I am just starting out creating a model. What should I be trying to hit when I run the “Score” method against the [data_type == ‘validation’] data? I see the top 100 people in the tournament are >0.03 but that seems like a high goal at the start.
# Submissions are scored by spearman correlation
def correlation(predictions, targets):
ranked_preds = predictions.rank(pct=True, method="first")
return np.corrcoef(ranked_preds, targets)[0, 1]
# convenience method for scoring
return correlation(df[PREDICTION_NAME], df[TARGET_NAME])
I recommend loading up the example predictions and computing the spearman correlation of those predictions against the validation data. Take note of that number (and please post it here as I’m curious what it is but have never computed it myself), then compare it to the historical performance of the @integration_test model.

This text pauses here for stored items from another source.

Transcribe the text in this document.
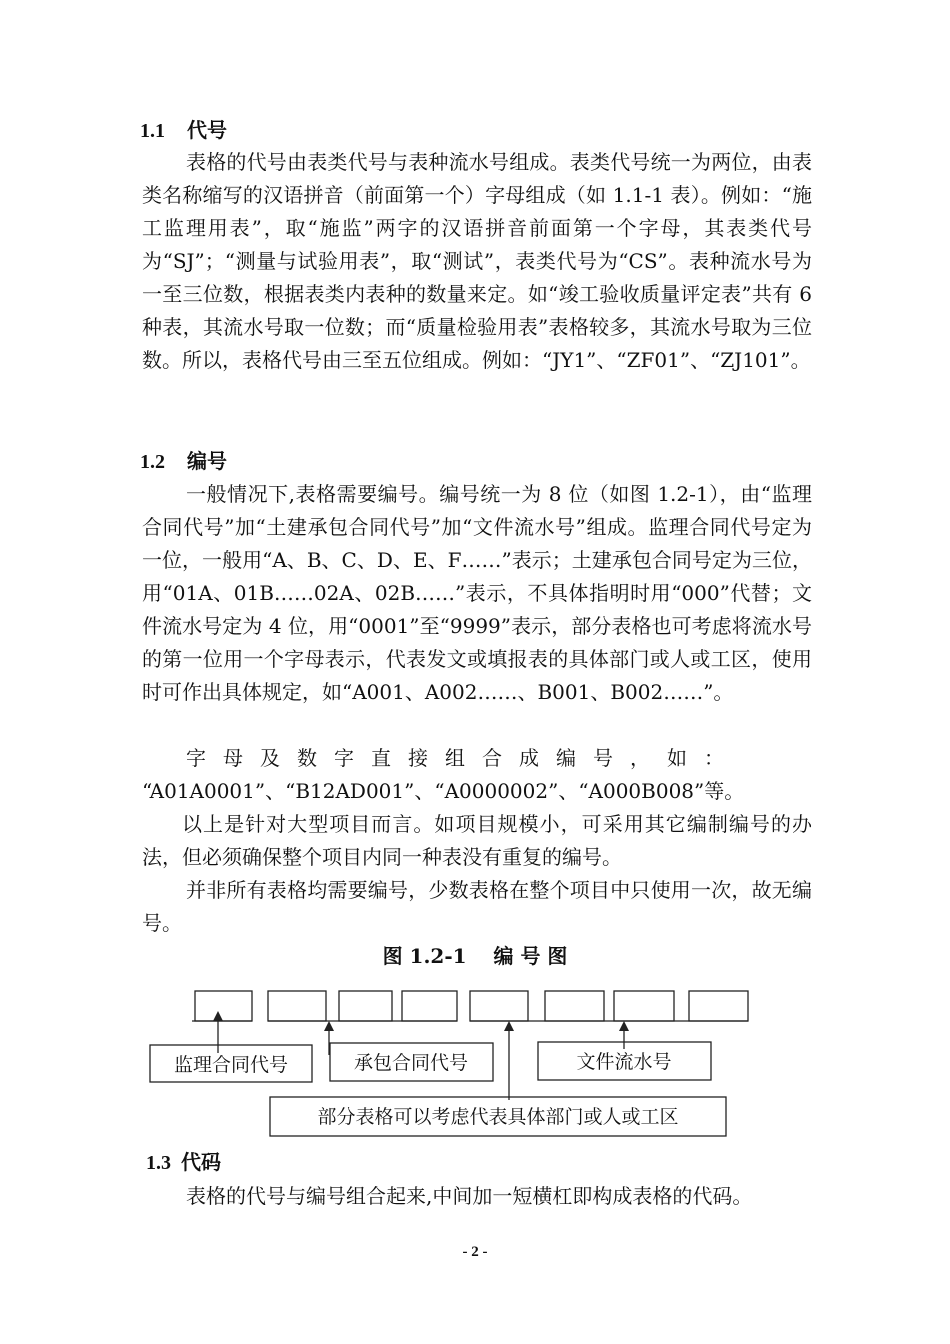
1.1 代号

表格的代号由表类代号与表种流水号组成。表类代号统一为两位，由表类名称缩写的汉语拼音（前面第一个）字母组成（如 1.1-1 表）。例如：“施工监理用表”，取“施监”两字的汉语拼音前面第一个字母，其表类代号为“SJ”；“测量与试验用表”，取“测试”，表类代号为“CS”。表种流水号为一至三位数，根据表类内表种的数量来定。如“竣工验收质量评定表”共有 6 种表，其流水号取一位数；而“质量检验用表”表格较多，其流水号取为三位数。所以，表格代号由三至五位组成。例如：“JY1”、“ZF01”、“ZJ101”。

1.2 编号

一般情况下,表格需要编号。编号统一为 8 位（如图 1.2-1），由“监理合同代号”加“土建承包合同代号”加“文件流水号”组成。监理合同代号定为一位，一般用“A、B、C、D、E、F……”表示；土建承包合同号定为三位，用“01A、01B……02A、02B……”表示，不具体指明时用“000”代替；文件流水号定为 4 位，用“0001”至“9999”表示，部分表格也可考虑将流水号的第一位用一个字母表示，代表发文或填报表的具体部门或人或工区，使用时可作出具体规定，如“A001、A002……、B001、B002……”。

字母及数字直接组合成编号，如：

“A01A0001”、“B12AD001”、“A0000002”、“A000B008”等。

以上是针对大型项目而言。如项目规模小，可采用其它编制编号的办法，但必须确保整个项目内同一种表没有重复的编号。

并非所有表格均需要编号，少数表格在整个项目中只使用一次，故无编号。

图 1.2-1　 编 号 图
监理合同代号	承包合同代号	文件流水号
部分表格可以考虑代表具体部门或人或工区
1.3 代码

表格的代号与编号组合起来,中间加一短横杠即构成表格的代码。

- 2 -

I call your attention to that model in particular because it just posts the example predictions each week. By looking at this one example’s performance against both validation data and the live data, you might get a sense of what to expect in the competition. Of course there’s no saying that your model will experience similar variance to @integration_test, but it’s at least a place to start trying to answer your question.
I did see that model so that probably would be a good start. I am trying to create a neural net solution. My first run will be with no feature modification to get a baseline. Then I will try and crunch the numbers to get a real solution.